The bottom line is: your AI client handles all the complex API calling; you just ask it what location intelligence you need.

1. First, enable the server integration on your Vinkius Marketplace account and add the Radar Publishable API Key.
2. Next, instruct your AI client to perform a location task (e.g., 'Calculate the driving distance between X and Y').
3. The agent calls the appropriate tool (`calculate_route_distance`), sends the coordinates/addresses, and you get back structured data like miles, minutes, or confirmation of an invalid address.

## Frequently Asked Questions

**How does Radar calculate routing times using calculate_route_distance?**
It calculates the driving distance and duration between two points based on modeled road networks, predicting travel time while accounting for current traffic data where possible.

**What is the difference between forward_geocode and reverse_geocode?**
Forward geocoding converts a written address ('123 Main St') into coordinates (lat/lng). Reverse geocoding does the opposite: it takes raw coordinates and turns them back into a readable street address.

**Do I need to use validate_address before forward_geocode?**
While not strictly required, running `validate_address` first is best practice. It cleans up the input string, increasing the chances that `forward_geocode` returns accurate results.

**Can ip_geocode tell me a user's exact physical location?**
No. The `ip_geocode` tool provides geographic estimates based on IP address ranges, typically pinpointing the country or general region, not an exact street address.
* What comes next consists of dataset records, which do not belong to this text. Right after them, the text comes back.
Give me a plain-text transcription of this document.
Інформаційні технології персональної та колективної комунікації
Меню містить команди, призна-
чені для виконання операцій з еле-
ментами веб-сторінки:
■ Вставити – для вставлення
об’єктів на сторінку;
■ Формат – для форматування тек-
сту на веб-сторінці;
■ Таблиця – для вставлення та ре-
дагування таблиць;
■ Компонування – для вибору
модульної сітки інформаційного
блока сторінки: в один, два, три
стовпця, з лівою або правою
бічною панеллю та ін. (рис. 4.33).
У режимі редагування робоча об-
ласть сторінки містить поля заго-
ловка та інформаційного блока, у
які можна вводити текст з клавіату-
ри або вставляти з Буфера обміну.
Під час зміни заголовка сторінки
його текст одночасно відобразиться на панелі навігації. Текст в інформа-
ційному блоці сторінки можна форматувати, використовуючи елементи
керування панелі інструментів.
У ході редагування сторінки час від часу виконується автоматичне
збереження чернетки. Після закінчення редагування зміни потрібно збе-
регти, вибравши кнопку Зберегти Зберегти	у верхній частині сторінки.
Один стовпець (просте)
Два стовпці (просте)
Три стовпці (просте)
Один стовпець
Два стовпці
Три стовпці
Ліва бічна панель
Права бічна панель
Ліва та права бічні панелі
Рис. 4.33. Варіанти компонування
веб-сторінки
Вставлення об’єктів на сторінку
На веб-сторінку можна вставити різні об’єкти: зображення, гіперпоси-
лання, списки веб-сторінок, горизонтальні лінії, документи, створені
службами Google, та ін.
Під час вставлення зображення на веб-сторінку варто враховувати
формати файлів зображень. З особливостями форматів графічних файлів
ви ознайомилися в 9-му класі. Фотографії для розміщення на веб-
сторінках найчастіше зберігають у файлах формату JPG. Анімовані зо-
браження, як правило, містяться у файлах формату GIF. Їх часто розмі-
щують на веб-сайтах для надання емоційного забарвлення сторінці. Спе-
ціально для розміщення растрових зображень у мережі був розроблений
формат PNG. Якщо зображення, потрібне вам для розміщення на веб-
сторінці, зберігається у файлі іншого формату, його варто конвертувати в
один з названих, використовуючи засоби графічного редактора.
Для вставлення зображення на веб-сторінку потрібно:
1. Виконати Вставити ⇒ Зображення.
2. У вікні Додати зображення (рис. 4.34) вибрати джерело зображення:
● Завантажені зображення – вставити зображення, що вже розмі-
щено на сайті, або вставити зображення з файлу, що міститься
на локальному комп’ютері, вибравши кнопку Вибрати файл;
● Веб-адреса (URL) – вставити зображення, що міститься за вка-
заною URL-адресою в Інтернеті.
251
**How many points can calculate_routing_matrix handle?**
It is designed to compare multiple origins and destinations simultaneously. Check the specific documentation for supported input limits, but it handles complex network comparisons far better than single-call tools.

**If I use `forward_geocode` with an ambiguous or incomplete address, should I run `validate_address` first?**
Yes. Running `validate_address` cleans and structures the input data before you call `forward_geocode`. This ensures that the coordinates returned are based on a properly formatted and confirmed location.

**Are there rate limits if I use `autocomplete` frequently in one session?**
The Vinkius Marketplace handles standard throttling for basic usage. If your application requires very high call volumes, you'll need to review the official Radar documentation regarding enterprise-level rate caps.

**What types of information does `get_location_context` actually retrieve?**
`get_location_context` pulls more than just basic weather data. It retrieves defined geofence parameters and other relevant, context-specific local intelligence for the exact coordinates provided.

**Where do I find my Radar API key?**
Log into your Radar dashboard. Under 'Project Settings' or the dedicated API keys section, look for your 'Publishable Key'. This is the standard read-only key used for client integrations and MCP operations.

**Should I use the Publishable Key or the Secret Key?**
Always use the **Publishable Key** for this MCP server instance if possible, as the operations (geocoding, routing, lookup) are typically safe read-only spatial actions.

**Can it calculate multi-stop routes like a delivery app?**
Yes, but indirectly through distance comparisons. The basic routing API fetches times from Point A to Point B. The AI can chain these requests together to establish an estimated schedule contextually in your chat.